The Winner of Last Night’s Democratic Debate Wasn’t Even Onstage

There were ten candidates onstage at last night's Democratic debate in Miami. Bernie Sanders wasn’t one them — but his campaign and policy agenda largely shaped the debate anyway.

The empty stage before the first Democratic presidential primary debate for the 2020 election at the Adrienne Arsht Center for the Performing Arts in Miami, Florida. Drew Angerer / Getty Images

In 2016, the Democratic Party’s nominee for president was openly dismissive of universal healthcare, calling Medicare for All a “theoretical” idea “that will never, ever come to pass.” Apparently unashamed of her visible and longstanding alliances with corporate America, Hillary Clinton’s campaign stopped well short of full-throated support for progressive policies like a $15 minimum wage and proudly boasted about bipartisan endorsements from Republican lawmakers.

He wasn’t even on the stage, but if last night’s debate is any indication, the 2016 runner-up for the Democratic nomination has successfully shaped the party’s conversation ahead of 2020. With only a few exceptions, a majority of the ten-strong assembly of mostly conventional Democratic politicians were practically jumping over one another to pledge their fealty to key aspects of Bernie Sanders’s agenda, at crucial moments echoing both his proposals and elements of his wider narrative about American politics.

New York Mayor Bill de Blasio, who once served as a campaign manager for Hillary Clinton, thinks it’s time the Democratic Party was reclaimed by working people, assuring the crowd that “there’s plenty of wealth [in America], it’s just in the wrong hands.” Tim Ryan, meanwhile, wants a “working-class party.”

Cory Booker, who barely two years ago joined most of the Republican caucus to help kill an effort to lower prescription drug prices, is now a friend of organized labor who thinks it’s high time Democrats got tough on Big Pharma. Beto O’Rourke, a man who “hates labels” and is doggedly committed to ideological vaguery and empty platitudes, wants to lead a “movement” of students and environmental activists.

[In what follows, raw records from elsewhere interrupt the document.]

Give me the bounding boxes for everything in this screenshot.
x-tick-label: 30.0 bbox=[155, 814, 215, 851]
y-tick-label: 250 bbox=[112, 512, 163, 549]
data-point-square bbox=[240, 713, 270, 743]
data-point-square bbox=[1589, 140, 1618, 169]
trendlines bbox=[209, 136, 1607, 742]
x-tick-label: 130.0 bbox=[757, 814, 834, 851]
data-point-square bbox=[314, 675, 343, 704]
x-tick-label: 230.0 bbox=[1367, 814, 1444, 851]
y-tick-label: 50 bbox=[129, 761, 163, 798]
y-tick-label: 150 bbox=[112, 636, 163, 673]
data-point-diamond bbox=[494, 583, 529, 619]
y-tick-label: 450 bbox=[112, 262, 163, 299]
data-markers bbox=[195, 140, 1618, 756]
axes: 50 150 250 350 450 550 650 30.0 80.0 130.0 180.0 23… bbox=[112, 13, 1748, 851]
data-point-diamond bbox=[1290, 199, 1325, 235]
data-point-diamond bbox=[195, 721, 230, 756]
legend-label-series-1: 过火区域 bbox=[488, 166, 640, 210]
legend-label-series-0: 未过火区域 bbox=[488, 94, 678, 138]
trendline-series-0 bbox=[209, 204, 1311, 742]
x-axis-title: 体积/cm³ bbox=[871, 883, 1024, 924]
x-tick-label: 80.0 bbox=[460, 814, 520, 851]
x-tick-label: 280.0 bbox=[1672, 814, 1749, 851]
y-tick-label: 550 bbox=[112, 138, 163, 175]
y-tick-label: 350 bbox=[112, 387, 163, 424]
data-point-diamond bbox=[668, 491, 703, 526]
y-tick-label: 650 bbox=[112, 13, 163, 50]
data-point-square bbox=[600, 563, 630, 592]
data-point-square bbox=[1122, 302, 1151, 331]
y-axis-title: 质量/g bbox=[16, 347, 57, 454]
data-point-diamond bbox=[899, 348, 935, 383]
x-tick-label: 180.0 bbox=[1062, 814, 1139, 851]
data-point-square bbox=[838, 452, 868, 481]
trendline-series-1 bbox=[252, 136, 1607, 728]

Despite much recent waffling around the issue of Medicare For Allsix out of the ten candidates ultimately expressed their support for it. The moral urgency of guaranteeing civil rights and the existential threat of climate change, both long-championed by  Sanders, also made notable appearances. Elizabeth Warren, who unique among her colleagues has a track record of targeting inequality and corporate power, looked the most comfortable of all.

The progressive pantomime was at times so vociferous that the few candidates refusing to join in sounded even less sure of themselves than you’d usually expect. Between John Delaney’s diffident prattle about finding “real solutions” and Amy Klobuchar’s rote realist-in-chief routine, it fast became evident that neither had their finger on the pulse.

Joe Biden, of course, wasn’t present, either. But his lead in the polls appeared to exert little if any influence on the tenor of the night.

Sanders is not the only figure or force driving the agenda of American politics. Both the tilt and overall tone of last night’s debate would be hard to fathom in a world without him, though. No one should think for a second that mainstream Democrats have genuinely embraced the values and agenda of the socialist left. But the winner of last night’s debate clearly wasn’t even on the stage.